研究分担者
研究課題基本情報(最新年度)
研究期間
1991年度〜1991年度研究分野
審査区分
研究種目
重点領域研究
研究機関
東京大学
配分額
- 総額:34500千円
- 1991年度:34500千円 (直接経費:34500千円)
研究概要(最新報告)
本研究は、将来の高度な光エレクトロニクス技術の発展に備えて、従来の半導体材料には見られない新しい光物性機能を持った新規材料を、広く無機、有機物質の中から開拓し、その基礎的電子な物性を解明するとともに、その成果に基づいて、新しいコンセプトによる機能素子の開発を行うことを目指す。この目的に沿って、4名の計画研究分担者が相互に密接な協力を行いながら研究を進めた。初年度の研究成果は大要以下の如くである。

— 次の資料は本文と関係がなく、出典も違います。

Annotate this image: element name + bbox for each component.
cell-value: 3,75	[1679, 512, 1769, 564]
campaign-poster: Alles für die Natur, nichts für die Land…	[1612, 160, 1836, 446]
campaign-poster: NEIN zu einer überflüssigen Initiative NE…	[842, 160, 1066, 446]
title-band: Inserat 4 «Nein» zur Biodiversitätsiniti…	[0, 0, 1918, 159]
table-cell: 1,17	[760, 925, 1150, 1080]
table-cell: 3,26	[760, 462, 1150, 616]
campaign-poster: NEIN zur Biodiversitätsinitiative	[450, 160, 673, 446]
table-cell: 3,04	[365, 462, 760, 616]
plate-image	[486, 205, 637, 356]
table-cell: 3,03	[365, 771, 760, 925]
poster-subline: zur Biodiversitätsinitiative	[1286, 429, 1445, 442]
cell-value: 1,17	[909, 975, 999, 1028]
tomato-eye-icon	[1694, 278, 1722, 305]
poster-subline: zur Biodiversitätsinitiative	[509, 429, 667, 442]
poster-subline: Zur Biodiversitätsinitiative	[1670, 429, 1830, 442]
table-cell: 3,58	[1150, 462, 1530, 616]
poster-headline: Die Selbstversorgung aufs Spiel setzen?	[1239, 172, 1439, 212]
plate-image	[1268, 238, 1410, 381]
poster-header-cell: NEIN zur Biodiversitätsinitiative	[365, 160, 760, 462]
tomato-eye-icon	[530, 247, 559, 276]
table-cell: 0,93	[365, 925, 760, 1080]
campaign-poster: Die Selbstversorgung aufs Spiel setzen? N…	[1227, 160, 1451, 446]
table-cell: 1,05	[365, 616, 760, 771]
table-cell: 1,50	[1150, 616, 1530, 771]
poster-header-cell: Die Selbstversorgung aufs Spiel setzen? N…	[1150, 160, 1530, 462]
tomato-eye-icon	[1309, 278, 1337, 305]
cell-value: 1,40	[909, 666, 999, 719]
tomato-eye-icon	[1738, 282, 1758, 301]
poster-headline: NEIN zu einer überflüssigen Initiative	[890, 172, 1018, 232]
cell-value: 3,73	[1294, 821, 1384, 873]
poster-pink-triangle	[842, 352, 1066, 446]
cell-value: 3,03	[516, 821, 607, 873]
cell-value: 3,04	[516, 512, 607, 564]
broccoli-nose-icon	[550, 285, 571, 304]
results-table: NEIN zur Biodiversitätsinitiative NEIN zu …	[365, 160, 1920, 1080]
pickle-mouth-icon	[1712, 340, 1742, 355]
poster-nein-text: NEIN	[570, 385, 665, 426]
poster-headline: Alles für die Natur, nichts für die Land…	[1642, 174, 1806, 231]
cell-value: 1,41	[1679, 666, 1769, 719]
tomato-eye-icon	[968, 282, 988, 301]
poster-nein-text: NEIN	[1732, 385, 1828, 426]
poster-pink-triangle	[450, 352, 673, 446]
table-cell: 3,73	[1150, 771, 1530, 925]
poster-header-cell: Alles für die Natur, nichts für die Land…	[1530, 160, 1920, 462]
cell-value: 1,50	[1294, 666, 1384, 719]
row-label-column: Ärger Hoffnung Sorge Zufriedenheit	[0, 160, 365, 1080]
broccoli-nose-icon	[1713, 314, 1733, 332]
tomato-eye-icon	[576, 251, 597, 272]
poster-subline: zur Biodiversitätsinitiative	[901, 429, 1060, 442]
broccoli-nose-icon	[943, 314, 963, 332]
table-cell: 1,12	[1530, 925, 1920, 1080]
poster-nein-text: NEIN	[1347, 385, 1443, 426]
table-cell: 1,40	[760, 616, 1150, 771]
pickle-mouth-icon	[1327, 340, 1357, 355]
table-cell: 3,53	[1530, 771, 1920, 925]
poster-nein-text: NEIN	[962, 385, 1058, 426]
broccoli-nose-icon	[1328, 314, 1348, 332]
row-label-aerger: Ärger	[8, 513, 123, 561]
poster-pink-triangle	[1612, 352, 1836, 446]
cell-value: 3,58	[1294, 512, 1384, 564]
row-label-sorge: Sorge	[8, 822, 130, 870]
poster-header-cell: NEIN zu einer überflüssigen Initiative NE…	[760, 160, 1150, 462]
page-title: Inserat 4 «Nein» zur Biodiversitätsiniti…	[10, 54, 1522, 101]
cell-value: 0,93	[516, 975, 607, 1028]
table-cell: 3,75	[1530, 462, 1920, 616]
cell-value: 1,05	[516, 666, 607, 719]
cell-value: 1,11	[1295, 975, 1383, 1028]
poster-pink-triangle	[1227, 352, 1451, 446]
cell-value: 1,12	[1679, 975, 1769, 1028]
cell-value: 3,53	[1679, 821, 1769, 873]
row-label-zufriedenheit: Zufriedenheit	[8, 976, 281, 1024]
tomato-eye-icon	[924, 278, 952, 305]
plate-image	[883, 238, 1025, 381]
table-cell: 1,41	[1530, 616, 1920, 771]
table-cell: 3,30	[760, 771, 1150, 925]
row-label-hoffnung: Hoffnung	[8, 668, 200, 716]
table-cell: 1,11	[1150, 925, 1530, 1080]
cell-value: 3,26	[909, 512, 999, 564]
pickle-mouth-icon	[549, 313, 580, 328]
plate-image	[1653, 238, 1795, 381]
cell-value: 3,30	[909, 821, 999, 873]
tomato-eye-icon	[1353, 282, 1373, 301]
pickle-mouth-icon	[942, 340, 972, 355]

国府田:各種の電荷移動錯体からなる有機半導体について、これらの物質に共通した固有の電荷輸送機構によると考えられる強い非線形電導性を初めて見出だし、その機構が一次元的物質に特有なソリトン励起によることを明らかにした。この非線形電導性を利用して電流双安定素子が実現できることを実証した。
柊元:異種物質で構成されている半導体超構造の作製に必要とされる有機金属気相成長装置の作製と整備を、種々な独自の技術を導入して、行った。特に、反応気体の流量と反応温度の制御が重要であり、その最適条件の設定により、結晶超周期のコヒ-レンス実現の見通しが得られた。
佐藤:Mnなどの遷移金属、希土類金属を添加した3元カルコパイライト型半導体の発光、磁気光学スペクトルを精密に測定し、これらの不純物発光中心の電子状態を明らかにした。特にTbイオンを添加したCuAlS_2結晶について、独自の結晶作製法により得られた良質の単結晶が、室温で明るい黄色発光を示すことを見出だした。
岡:磁性体としての特徴と半導体機能を合せ持つ材料である各種の半磁性半導体での磁気光学特性を、独自の超高速時間分解分光法により、精密に研究しその微視的機構を解明した。これらの材料の機能を利用した光アイソレ-タ-や、磁場による同調波長可変の光検出器の可能性を示した。